Natalie Portman as Evey in Warner Bros. Pictures' V for Vendetta

     Now, here I am presented with the age-old critical dilemma that every reviewer pulls their teeth out over: should a film be judged solely on its cinematic qualities, or also on the message it chooses to convey? Huh?—you’re thinking. V for Vendetta? Isn’t that the Natalie Portman action-movie written by those two guys who made The Matrix? The one that’s based on a comic-book? The one with the hero that wears that strange mask as he frolics around carrying out whatever justice he carries out? How could such a dilemma arise over that movie?


     Well, color yourself stunned; there’s more to V for Vendetta than its trailer might suggest. In it, Natalie Portman plays Evie, a TV-station reporter living in London, in an alternate reality set twenty years from now. In this alternate reality, the United Kingdom has been taken over by fascism and is controlled by a dictator, while America merely stands by and watches due to a massive plague that has wiped out half of its population. The only person that can save the British Citizens from the regime oppressing them is V (Hugo Weaving of Agent Smith-fame), the mysterious masked-man who looks so cool in all of the film’s promotional materials. He is a proclaimed “terrorist” who sees the need to violently rebel against the government. Early on in the movie, V comes to Evie’s aid as she is being violently hassled by curfew-officers when walking home late one night. While thankful for being saved, this regretfully (or perhaps by destiny?) brings her into V’s life, forcing her to hide from the government who sees her as his conspirator.


     A basic description of V for Vendetta hardly makes it seem at all controversial, but the film’s presentation and context imply otherwise. If V is rightfully rebelling against an oppressive fascist government, then why does the script insist on dubbing him a “terrorist” rather than a “revolutionary”? I could understand this if only his targets used such a title in referring to him because of their status as antagonists in the story, but V himself seems to bask in the glory of the term. It seems troubling to me to be associating the idea of terrorism with a hero who not only stages attacks on a Nazi-like regime, but even takes the time to throw in some fireworks for the public to enjoy when bombing a government-facility. All of this seems even more peculiar when one links it to the references made to Western Attitudes towards Islamic Terrorism in the film, especially those regarding the government-mandated censorship of the Koran in Evie and V’s society.

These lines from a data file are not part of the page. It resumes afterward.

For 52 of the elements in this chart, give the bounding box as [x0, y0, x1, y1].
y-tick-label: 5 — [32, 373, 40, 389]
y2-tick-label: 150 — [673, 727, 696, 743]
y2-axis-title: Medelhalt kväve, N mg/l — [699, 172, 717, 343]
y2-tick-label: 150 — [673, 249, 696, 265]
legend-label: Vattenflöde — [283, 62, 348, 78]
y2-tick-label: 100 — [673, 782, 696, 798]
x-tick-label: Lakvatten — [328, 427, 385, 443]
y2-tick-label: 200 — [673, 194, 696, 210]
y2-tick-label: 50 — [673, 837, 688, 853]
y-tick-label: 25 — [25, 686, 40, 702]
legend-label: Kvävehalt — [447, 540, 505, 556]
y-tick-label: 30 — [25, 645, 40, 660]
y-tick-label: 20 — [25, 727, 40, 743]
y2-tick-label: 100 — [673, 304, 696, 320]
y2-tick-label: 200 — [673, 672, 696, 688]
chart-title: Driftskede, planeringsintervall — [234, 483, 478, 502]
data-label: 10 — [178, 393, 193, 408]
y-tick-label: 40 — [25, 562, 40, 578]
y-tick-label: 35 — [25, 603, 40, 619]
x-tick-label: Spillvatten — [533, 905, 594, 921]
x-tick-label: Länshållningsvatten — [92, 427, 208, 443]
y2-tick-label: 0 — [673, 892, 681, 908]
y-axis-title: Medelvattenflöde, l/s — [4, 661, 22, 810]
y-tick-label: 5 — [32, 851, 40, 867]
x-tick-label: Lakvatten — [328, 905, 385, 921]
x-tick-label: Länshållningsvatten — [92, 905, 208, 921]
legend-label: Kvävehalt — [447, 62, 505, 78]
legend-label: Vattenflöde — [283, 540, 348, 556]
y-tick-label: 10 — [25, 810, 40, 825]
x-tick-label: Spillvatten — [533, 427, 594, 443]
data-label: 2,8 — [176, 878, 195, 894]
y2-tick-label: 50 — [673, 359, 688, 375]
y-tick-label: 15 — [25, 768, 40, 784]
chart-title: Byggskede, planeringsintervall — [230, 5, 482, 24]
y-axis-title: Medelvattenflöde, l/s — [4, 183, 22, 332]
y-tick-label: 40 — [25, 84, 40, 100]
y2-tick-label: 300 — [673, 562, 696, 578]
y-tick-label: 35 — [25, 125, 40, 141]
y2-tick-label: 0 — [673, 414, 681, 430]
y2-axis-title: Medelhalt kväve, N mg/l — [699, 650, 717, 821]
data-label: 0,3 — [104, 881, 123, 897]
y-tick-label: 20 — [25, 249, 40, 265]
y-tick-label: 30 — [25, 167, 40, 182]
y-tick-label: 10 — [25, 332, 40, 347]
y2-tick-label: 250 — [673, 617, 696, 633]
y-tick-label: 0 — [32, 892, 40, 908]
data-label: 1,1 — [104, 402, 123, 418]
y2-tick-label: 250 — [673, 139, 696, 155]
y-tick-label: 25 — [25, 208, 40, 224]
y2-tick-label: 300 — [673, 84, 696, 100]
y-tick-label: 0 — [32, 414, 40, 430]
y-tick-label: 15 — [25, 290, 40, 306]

     However misguided some of the film’s suggestions may be, my prominent mentioning of them also underscores the thoughtful ideas that the movie actually has to offer. In the modern-day international climate, are Western Societies doing all they can to protect Democracy? Are they suffering because they do not understand enough about their terrorist enemies? From this perspective, V for Vendetta is fascinating: while most films of the sort take on a third-person POV, it instead allows the audience’s sympathies to lie within the relationship between “terrorist” V and the innocent Evie. The viewer is able to see the attacks against the government from the rebels’ viewpoint. This is pulled off much thanks to Portman and Weaving’s excellent performances.


     The action in V for Vendetta is probably the least interesting thing about it, as the movie is just as much (if not more) about ideas—for better or for worse—than sci-fi allegories. However, that is not to say that its more fantastical scenes aren’t well-done; the film’s dark, foggy, and macabre art direction suits it brilliantly and looks gorgeous. Although it’s a little long and slightly more sprawling than I would’ve hoped, V for Vendetta is, in many ways, all one could ask for in a mainstream movie. Thus, again, I return to my original dilemma: should I be more eager to praise it, or more questioning towards its liberal definition of terrorism? For now, I’ll merely find a harmony between the two and say that it’s certainly an interesting movie that deserves to be seen, regardless of one’s impression of it.